Good luck on your journey, wherever it leads.

Leslie 

Dear Leslie, 

My fiancé and I are having couples counselling and have learnt we strongly disagree about one thing. As a cultural Catholic, I think it’s best to teach kids enough about their faith that they can accept or reject it. My soon-to-be husband is a lapsed Catholic and has no desire to hide from kids that he thinks religion and the church is a crock. It’s been three days since our last session and we’re still fighting about it. Help! 

Fuming in Fairy Hill 

Dear Fuming, 

Pre-marital counselling! What a brilliant invention. While I sympathise with the stress you and your betrothed are under, value clashes in a marriage — particularly when children are planned — are inevitable. Hats off to you and your husband-to-be for attempting to clear such obstacles now or, if you can’t, going into the commitment of marriage with your eyes wide open. 

Disagreements about child-rearing practices are among the most intractable in a partnership, both because these questions are important and usually have an all-or-nothing flavour. You can’t, for example, teach your kids that your faith tradition is silly and corrupt while, at the same time, show them that the rituals are important enough for them to learn so they can make up their own mind. 

Or can you?

One of the most interesting findings from divorced households is how easily children adapt to different values, rules and expectations in two separate households. Mum lets us swear, Dad doesn’t. Dad lets us run around the neighbourhood after dark, Mum doesn’t. 

I think it would be hard to inculcate children into an unquestioning allegiance to a particular faith position, including belief in a deity, while living with a constant religious critic and cynic. However, your aim seems more modest, which is to keep their minds open. 

I know a number of adults who grew up in households where one parent was a believer and churchgoer and the other wasn’t, including my partner’s. In his case, neither parent criticised or even commented on the beliefs or practices of the other. Live and let live, in other words. The result is four kids who all have a different attitude to their mother’s faith, ranging from the eldest, who is indifferent and completely non-practising, to the youngest brother who was a leader in an evangelical church until he became disillusioned with the organisation, though he maintains his faith in God — and everything in between. 

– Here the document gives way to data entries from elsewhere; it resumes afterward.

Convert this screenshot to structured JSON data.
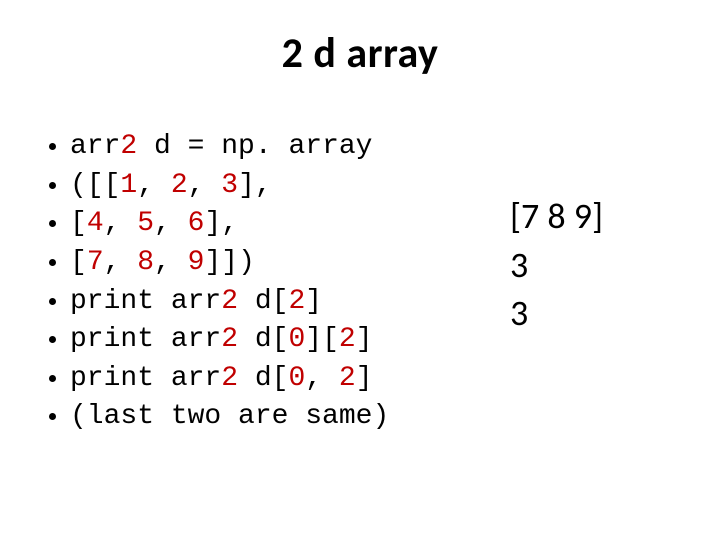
{
  "title": "2 d array",
  "code_lines": [
    [
      {
        "t": "arr",
        "c": "black"
      },
      {
        "t": "2",
        "c": "red"
      },
      {
        "t": " d = np. array",
        "c": "black"
      }
    ],
    [
      {
        "t": "([[",
        "c": "black"
      },
      {
        "t": "1",
        "c": "red"
      },
      {
        "t": ", ",
        "c": "black"
      },
      {
        "t": "2",
        "c": "red"
      },
      {
        "t": ", ",
        "c": "black"
      },
      {
        "t": "3",
        "c": "red"
      },
      {
        "t": "],",
        "c": "black"
      }
    ],
    [
      {
        "t": "[",
        "c": "black"
      },
      {
        "t": "4",
        "c": "red"
      },
      {
        "t": ", ",
        "c": "black"
      },
      {
        "t": "5",
        "c": "red"
      },
      {
        "t": ", ",
        "c": "black"
      },
      {
        "t": "6",
        "c": "red"
      },
      {
        "t": "],",
        "c": "black"
      }
    ],
    [
      {
        "t": "[",
        "c": "black"
      },
      {
        "t": "7",
        "c": "red"
      },
      {
        "t": ", ",
        "c": "black"
      },
      {
        "t": "8",
        "c": "red"
      },
      {
        "t": ", ",
        "c": "black"
      },
      {
        "t": "9",
        "c": "red"
      },
      {
        "t": "]])",
        "c": "black"
      }
    ],
    [
      {
        "t": "print arr",
        "c": "black"
      },
      {
        "t": "2",
        "c": "red"
      },
      {
        "t": " d[",
        "c": "black"
      },
      {
        "t": "2",
        "c": "red"
      },
      {
        "t": "]",
        "c": "black"
      }
    ],
    [
      {
        "t": "print arr",
        "c": "black"
      },
      {
        "t": "2",
        "c": "red"
      },
      {
        "t": " d[",
        "c": "black"
      },
      {
        "t": "0",
        "c": "red"
      },
      {
        "t": "][",
        "c": "black"
      },
      {
        "t": "2",
        "c": "red"
      },
      {
        "t": "]",
        "c": "black"
      }
    ],
    [
      {
        "t": "print arr",
        "c": "black"
      },
      {
        "t": "2",
        "c": "red"
      },
      {
        "t": " d[",
        "c": "black"
      },
      {
        "t": "0",
        "c": "red"
      },
      {
        "t": ", ",
        "c": "black"
      },
      {
        "t": "2",
        "c": "red"
      },
      {
        "t": "]",
        "c": "black"
      }
    ],
    [
      {
        "t": "(last two are same)",
        "c": "black"
      }
    ]
  ],
  "output_lines": [
    "[7 8 9]",
    "3",
    "3"
  ]
}
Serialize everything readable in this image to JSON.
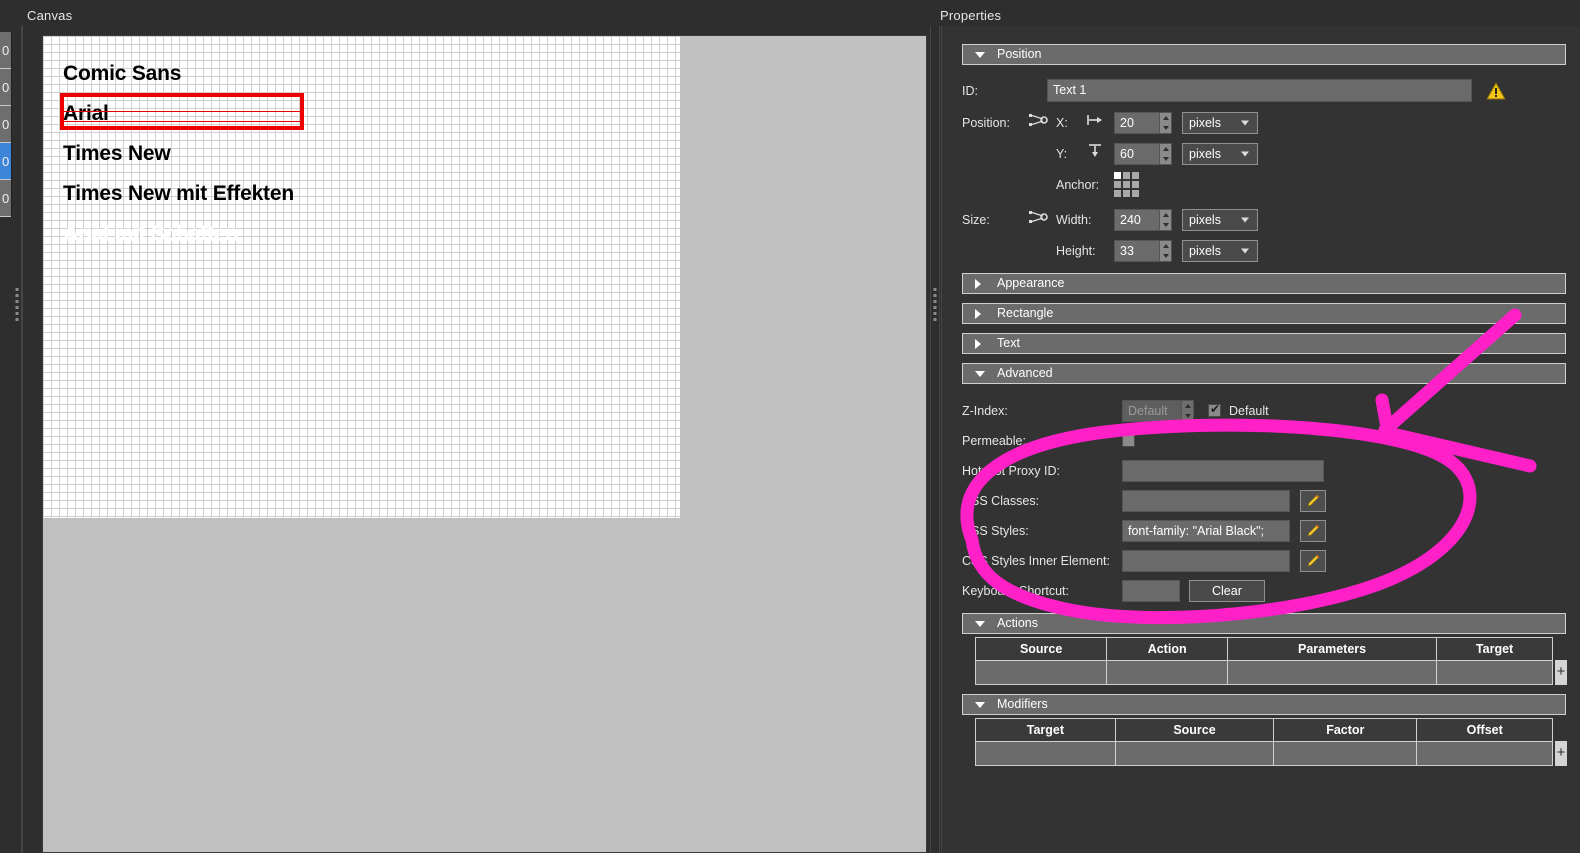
{
  "window": {
    "canvas_panel_title": "Canvas",
    "properties_panel_title": "Properties"
  },
  "colors": {
    "panel_bg": "#333333",
    "app_bg": "#2e2e2e",
    "section_header": "#6b6b6b",
    "field_bg": "#6b6b6b",
    "selection_red": "#ee0000",
    "annotation_pink": "#ff20c8",
    "list_selected_blue": "#3d85d8",
    "warning_yellow": "#f5c518",
    "canvas_surface": "#c0c0c0",
    "grid_line": "#cfcfcf"
  },
  "edge_list": {
    "rows": [
      {
        "label": "0",
        "selected": false
      },
      {
        "label": "0",
        "selected": false
      },
      {
        "label": "0",
        "selected": false
      },
      {
        "label": "0",
        "selected": true
      },
      {
        "label": "0",
        "selected": false
      }
    ]
  },
  "canvas": {
    "items": [
      {
        "text": "Comic Sans"
      },
      {
        "text": "Arial"
      },
      {
        "text": "Times New"
      },
      {
        "text": "Times New mit Effekten"
      },
      {
        "text": "Arial mit Schatten"
      }
    ],
    "selected_item_index": 1
  },
  "properties": {
    "sections": [
      {
        "label": "Position",
        "expanded": true
      },
      {
        "label": "Appearance",
        "expanded": false
      },
      {
        "label": "Rectangle",
        "expanded": false
      },
      {
        "label": "Text",
        "expanded": false
      },
      {
        "label": "Advanced",
        "expanded": true
      },
      {
        "label": "Actions",
        "expanded": true
      },
      {
        "label": "Modifiers",
        "expanded": true
      }
    ],
    "position": {
      "id_label": "ID:",
      "id_value": "Text 1",
      "position_label": "Position:",
      "x_label": "X:",
      "x_value": "20",
      "x_unit": "pixels",
      "y_label": "Y:",
      "y_value": "60",
      "y_unit": "pixels",
      "anchor_label": "Anchor:",
      "anchor_selected_cell": 0,
      "size_label": "Size:",
      "width_label": "Width:",
      "width_value": "240",
      "width_unit": "pixels",
      "height_label": "Height:",
      "height_value": "33",
      "height_unit": "pixels"
    },
    "advanced": {
      "zindex_label": "Z-Index:",
      "zindex_value": "Default",
      "zindex_default_label": "Default",
      "zindex_default_checked": true,
      "permeable_label": "Permeable:",
      "permeable_checked": false,
      "hotspot_label": "Hotspot Proxy ID:",
      "hotspot_value": "",
      "css_classes_label": "CSS Classes:",
      "css_classes_value": "",
      "css_styles_label": "CSS Styles:",
      "css_styles_value": "font-family: \"Arial Black\";",
      "css_styles_inner_label": "CSS Styles Inner Element:",
      "css_styles_inner_value": "",
      "keyboard_shortcut_label": "Keyboard Shortcut:",
      "keyboard_shortcut_value": "",
      "clear_button_label": "Clear"
    },
    "actions": {
      "title": "Actions",
      "columns": [
        "Source",
        "Action",
        "Parameters",
        "Target"
      ],
      "rows": [
        [
          "",
          "",
          "",
          ""
        ]
      ],
      "add_button_label": "+"
    },
    "modifiers": {
      "title": "Modifiers",
      "columns": [
        "Target",
        "Source",
        "Factor",
        "Offset"
      ],
      "rows": [
        [
          "",
          "",
          "",
          ""
        ]
      ],
      "add_button_label": "+"
    }
  }
}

Would such a compromise work for you and your intended? It certainly allows you each to be true to your own values which is critical with kids, since they can read you like a book and will always do as you do, not as you say. If they observe your faith, they’ll come to understand that tradition while at the same time, through observation of their father’s indifference and non-participation, see that is an option, too.

This disparity is also likely to peel their eyes to variations in their school and sporting communities along the belief/non-belief, practise/non-practise, indoctrination/opportunity spectrum, increasing the options they see for their own lives. 

I hope this provides some doorway towards you and your fiance’s shared future.